Il est des temps qui révèlent l'importance de certains métiers non reconnus et trop souvent dénigrés. La crise sanitaire que nous traversons nous rappelle le rôle majeur de certaines professions, parmi lesquelles celles du monde agricole. Les paysans ont été touchés de plein fouet par la crise sanitaire, mais ils ont su d'adapter et, dans certains secteurs, s'organiser pour répondre aux besoins essentiels de la population, notamment grâce à la vente directe et au maintien des marchés.
La proposition de loi de la Gauche démocrate et républicaine présentée par André Chassaigne nous donne une nouvelle fois l'opportunité de permettre que l'ensemble des retraités du régime agricole perçoivent un minimum de pensions digne, à hauteur de 85 % du SMIC. « Une nouvelle fois » car, cela a été rappelé, la proposition de loi avait été adoptée en première lecture en 2017.
Aujourd'hui, dans notre pays, un trop grand nombre de femmes et d'hommes travaillent encore dans des conditions indignes et touchent des pensions de retraite d'un niveau inacceptable. Nous devons mettre fin à cette situation. En moyenne, un agriculteur touche 855 euros de retraite. Comme le rappelle souvent mon camarade Jean-Hugues Ratenon, la situation est pire encore dans les territoires d'outre-mer, où le montant de la pension moyenne d'un agriculteur est de 330 euros.
Comment en est-on arrivé là ? Parmi les divers témoignages que j'ai pu lire, celui qui m'a le plus interpellée est celui de M. François Legentilhomme, ancien président de la Mutualité sociale agricole de Loire-Atlantique. En 2016, il expliquait le décrochage du régime agricole par rapport aux autres régimes de la protection sociale par le réflexe de certains agriculteurs et de certains syndicats de « ne pas vouloir cotiser ». La retraite complémentaire est obligatoire pour les agriculteurs depuis 2002, soit trente ans après la retraite obligatoire pour les salariés, y compris du monde agricole. Même chose pour la retraite, puisque François Legentilhomme indique : « Nous avons été volontaires en 1947 pour bénéficier des prestations familiales, y compris chez les ressortissants de la MSA. En revanche, nous avons refusé de cotiser pour la retraite jusqu'en 1952. »

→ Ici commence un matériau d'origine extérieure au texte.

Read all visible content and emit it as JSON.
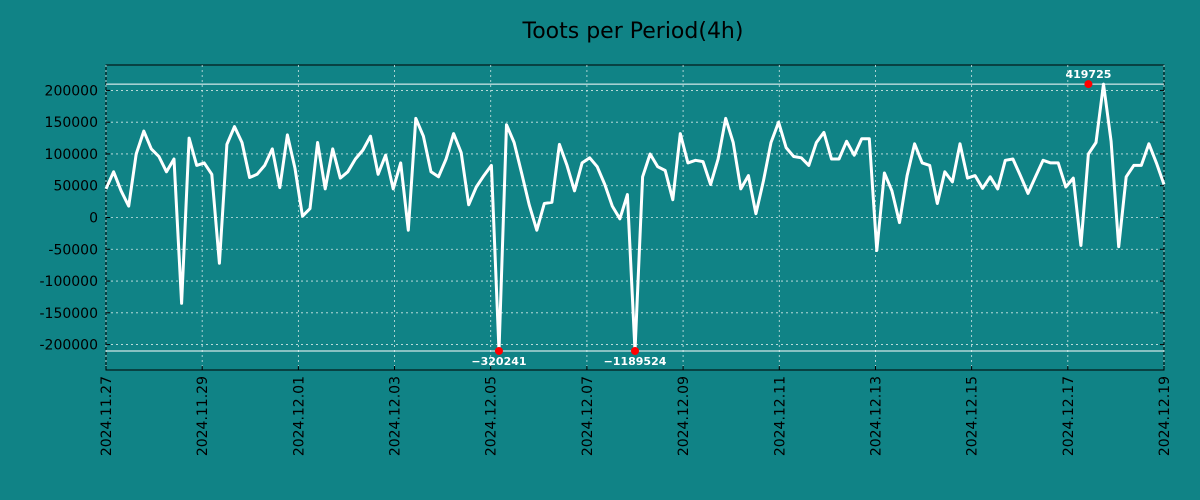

Les agriculteurs ne peuvent continuer de pâtir de ces positions historiques. Malheureusement, la majorité a tendance à faire obstacle à toute dynamique favorable à une plus grande justice sociale. Nous l'avons constaté à plusieurs reprises, en particulier lors de l'examen des textes que nous avons proposés dans nos niches parlementaires.
Aujourd'hui encore, la proposition de loi initiale du groupe GDR est modifiée par un amendement instaurant un dispositif d'écrêtement. Pourquoi prévoir aujourd'hui un dispositif particulier pour les agriculteurs alors que le projet de loi sur la réforme des retraites, aujourd'hui caduc, n'en prévoyait pas pour les autres professions ?
Il en va de même avec la garantie de 85 % du SMIC, dont l'entrée en vigueur était prévue dès 2018 mais qu'un amendement adopté en commission décale au 1er janvier 2022. Nous demandons que la date retenue soit, a minima, le 1er janvier 2021.
Nous nous félicitons cependant que la commission ait adopté le texte à l'unanimité, d'autant que le 22 février 2020, lors de l'inauguration du Salon de l'agriculture, Emmanuel Macron avait déclaré qu'il était impossible de revaloriser les pensions de retraite actuelles des agriculteurs à 85 % du SMIC, soulignant qu'une telle mesure coûterait environ 1 milliard d'euros. Nous regrettons néanmoins que ce ne soit pas le texte initial du groupe GDR qui ait été adopté.
Les constats sont clairs : actuellement, plus de 20 % des agriculteurs français vivent sous le seuil de pauvreté ; un tiers des paysans français ont plus de 55 ans ; la moitié des agriculteurs partiront à la retraite d'ici à six ans. Nous devons impérativement changer de modèle et retrouver notre souveraineté agricole et notre indépendance alimentaire. Pour permettre à l'ensemble de la profession de vivre décemment, de se renouveler et de surmonter les crises à venir, nous devons relocaliser les productions, mettre en place des circuits courts et des prix planchers, mais aussi, entre autres choses, prévoir une sortie planifiée des pesticides.
En vérité, nous devons faire exactement l'inverse du Gouvernement, qui signe des accords de libre-échange et se repose sur les mécanismes de marché. Le coronavirus a agi comme un révélateur des failles du système capitaliste globalisé. Vous devez en prendre conscience et changer de cap.